Amerika’nın dijital teknolojilerde önde olması yeterli değil. Bu üstünlüğü kalıcı ve kapsayıcı hale getirmek için, algoritmaları yazan kadar onları kuran, uygulayan, bakımını yapan bir iş gücüne ihtiyaç var. Kısacası; yapay zekâda liderlik, ancak o zekâyı sahaya indirebilecek teknik becerilerle tamamlandığında anlam kazanıyor. İşte bu nedenle üretim kültürünün geri çağrılması yalnızca nostaljik bir refleks değil, stratejik bir zorunluluk.
Ama bu yalnızca Amerika’nın meselesi değil. Her ülke artık şapkayı önüne koymalı. Bugünün ve geleceğin analizini yapmalı. Ülke olarak bu yeni resimde ne istiyoruz, ne üreteceğiz, nasıl var olacağız? Eğitim sistemini bu soruların merkezinde yeniden modellemekten başka gerçekçi bir seçenek yok. Aksi takdirde, teknolojiyi izleyen, üretimi başkalarına bırakan bir döngüye sıkışmak kaçınılmaz olur.

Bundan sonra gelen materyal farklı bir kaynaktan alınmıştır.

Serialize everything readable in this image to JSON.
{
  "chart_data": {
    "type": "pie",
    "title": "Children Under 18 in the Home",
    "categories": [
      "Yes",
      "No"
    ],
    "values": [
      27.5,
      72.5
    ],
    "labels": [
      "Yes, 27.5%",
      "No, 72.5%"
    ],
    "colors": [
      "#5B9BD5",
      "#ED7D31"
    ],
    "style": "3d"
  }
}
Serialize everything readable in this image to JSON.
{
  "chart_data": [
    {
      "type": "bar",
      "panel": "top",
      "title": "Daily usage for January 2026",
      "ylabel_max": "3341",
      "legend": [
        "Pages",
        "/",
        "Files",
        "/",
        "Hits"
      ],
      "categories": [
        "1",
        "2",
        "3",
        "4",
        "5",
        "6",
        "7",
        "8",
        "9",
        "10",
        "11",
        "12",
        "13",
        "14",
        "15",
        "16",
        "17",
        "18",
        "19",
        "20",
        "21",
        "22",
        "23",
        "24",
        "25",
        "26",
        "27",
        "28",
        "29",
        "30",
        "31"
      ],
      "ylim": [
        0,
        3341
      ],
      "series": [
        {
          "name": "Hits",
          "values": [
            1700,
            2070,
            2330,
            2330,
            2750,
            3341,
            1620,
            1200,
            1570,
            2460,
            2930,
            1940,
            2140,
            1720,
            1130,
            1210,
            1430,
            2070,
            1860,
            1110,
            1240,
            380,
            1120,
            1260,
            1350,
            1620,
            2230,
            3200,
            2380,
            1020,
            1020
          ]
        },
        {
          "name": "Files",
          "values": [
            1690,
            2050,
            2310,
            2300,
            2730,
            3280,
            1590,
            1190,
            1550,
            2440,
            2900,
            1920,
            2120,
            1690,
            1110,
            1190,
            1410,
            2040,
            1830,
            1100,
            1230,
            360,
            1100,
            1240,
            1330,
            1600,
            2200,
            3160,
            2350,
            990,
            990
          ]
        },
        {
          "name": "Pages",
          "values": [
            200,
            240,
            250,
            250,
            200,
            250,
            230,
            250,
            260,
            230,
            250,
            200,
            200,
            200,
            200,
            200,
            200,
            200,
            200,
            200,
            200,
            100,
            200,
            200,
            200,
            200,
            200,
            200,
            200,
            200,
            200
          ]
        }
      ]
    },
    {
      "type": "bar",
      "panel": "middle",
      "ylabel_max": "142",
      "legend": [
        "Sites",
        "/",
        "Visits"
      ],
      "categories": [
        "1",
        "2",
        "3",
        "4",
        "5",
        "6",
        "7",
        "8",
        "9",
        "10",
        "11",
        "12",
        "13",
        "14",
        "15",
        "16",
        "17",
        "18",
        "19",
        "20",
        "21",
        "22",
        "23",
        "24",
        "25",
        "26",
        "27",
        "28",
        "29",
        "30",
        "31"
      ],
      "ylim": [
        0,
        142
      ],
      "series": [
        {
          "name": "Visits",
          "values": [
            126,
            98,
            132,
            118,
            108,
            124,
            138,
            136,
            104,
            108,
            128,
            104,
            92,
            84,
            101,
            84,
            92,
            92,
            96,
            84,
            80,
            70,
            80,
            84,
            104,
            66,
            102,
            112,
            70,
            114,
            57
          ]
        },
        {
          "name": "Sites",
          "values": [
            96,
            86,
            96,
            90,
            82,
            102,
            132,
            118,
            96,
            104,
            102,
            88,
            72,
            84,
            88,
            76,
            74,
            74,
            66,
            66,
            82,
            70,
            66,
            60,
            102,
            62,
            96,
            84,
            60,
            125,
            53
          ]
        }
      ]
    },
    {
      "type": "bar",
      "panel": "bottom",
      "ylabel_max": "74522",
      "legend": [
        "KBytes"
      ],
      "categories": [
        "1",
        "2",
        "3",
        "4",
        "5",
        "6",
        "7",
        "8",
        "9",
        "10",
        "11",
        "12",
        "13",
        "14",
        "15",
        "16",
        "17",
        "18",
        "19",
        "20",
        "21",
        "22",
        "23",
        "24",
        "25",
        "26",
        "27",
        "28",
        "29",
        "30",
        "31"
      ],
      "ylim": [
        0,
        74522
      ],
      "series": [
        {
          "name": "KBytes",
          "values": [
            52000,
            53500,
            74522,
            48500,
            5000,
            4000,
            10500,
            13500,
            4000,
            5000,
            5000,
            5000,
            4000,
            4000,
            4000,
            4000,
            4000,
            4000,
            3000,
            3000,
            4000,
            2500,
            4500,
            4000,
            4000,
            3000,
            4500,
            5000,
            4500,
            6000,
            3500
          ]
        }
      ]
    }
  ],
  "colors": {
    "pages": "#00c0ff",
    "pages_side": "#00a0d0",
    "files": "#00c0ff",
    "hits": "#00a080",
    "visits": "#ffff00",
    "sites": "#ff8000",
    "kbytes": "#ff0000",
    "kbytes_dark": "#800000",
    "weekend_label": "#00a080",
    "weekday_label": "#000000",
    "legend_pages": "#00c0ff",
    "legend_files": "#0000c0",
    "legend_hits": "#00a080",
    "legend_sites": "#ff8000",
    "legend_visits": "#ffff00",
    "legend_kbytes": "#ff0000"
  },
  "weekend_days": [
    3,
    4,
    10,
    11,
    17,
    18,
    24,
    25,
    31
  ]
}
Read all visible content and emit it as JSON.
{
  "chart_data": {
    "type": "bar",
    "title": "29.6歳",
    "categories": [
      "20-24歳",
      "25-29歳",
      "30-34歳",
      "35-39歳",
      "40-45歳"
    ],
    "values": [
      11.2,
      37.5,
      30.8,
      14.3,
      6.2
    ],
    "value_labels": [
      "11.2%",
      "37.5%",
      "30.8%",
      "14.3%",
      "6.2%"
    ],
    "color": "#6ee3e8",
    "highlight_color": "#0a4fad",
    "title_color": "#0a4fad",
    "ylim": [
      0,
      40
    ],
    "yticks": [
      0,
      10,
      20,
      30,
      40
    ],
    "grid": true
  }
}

Yapay zekâ, çıraklık, zanaat, üretim aynı cümlede geçiyorsa, yeni bir çağ başlamış demektir. Bu kararlar sadece bir ülkenin değil, bir çağın işaret fişeği olabilir.
Ve şimdi asıl soru hepimize yöneltiliyor:
Geleceği dışarıdan mı izleyeceğiz, yoksa onu içeriden birlikte mi yazacağız?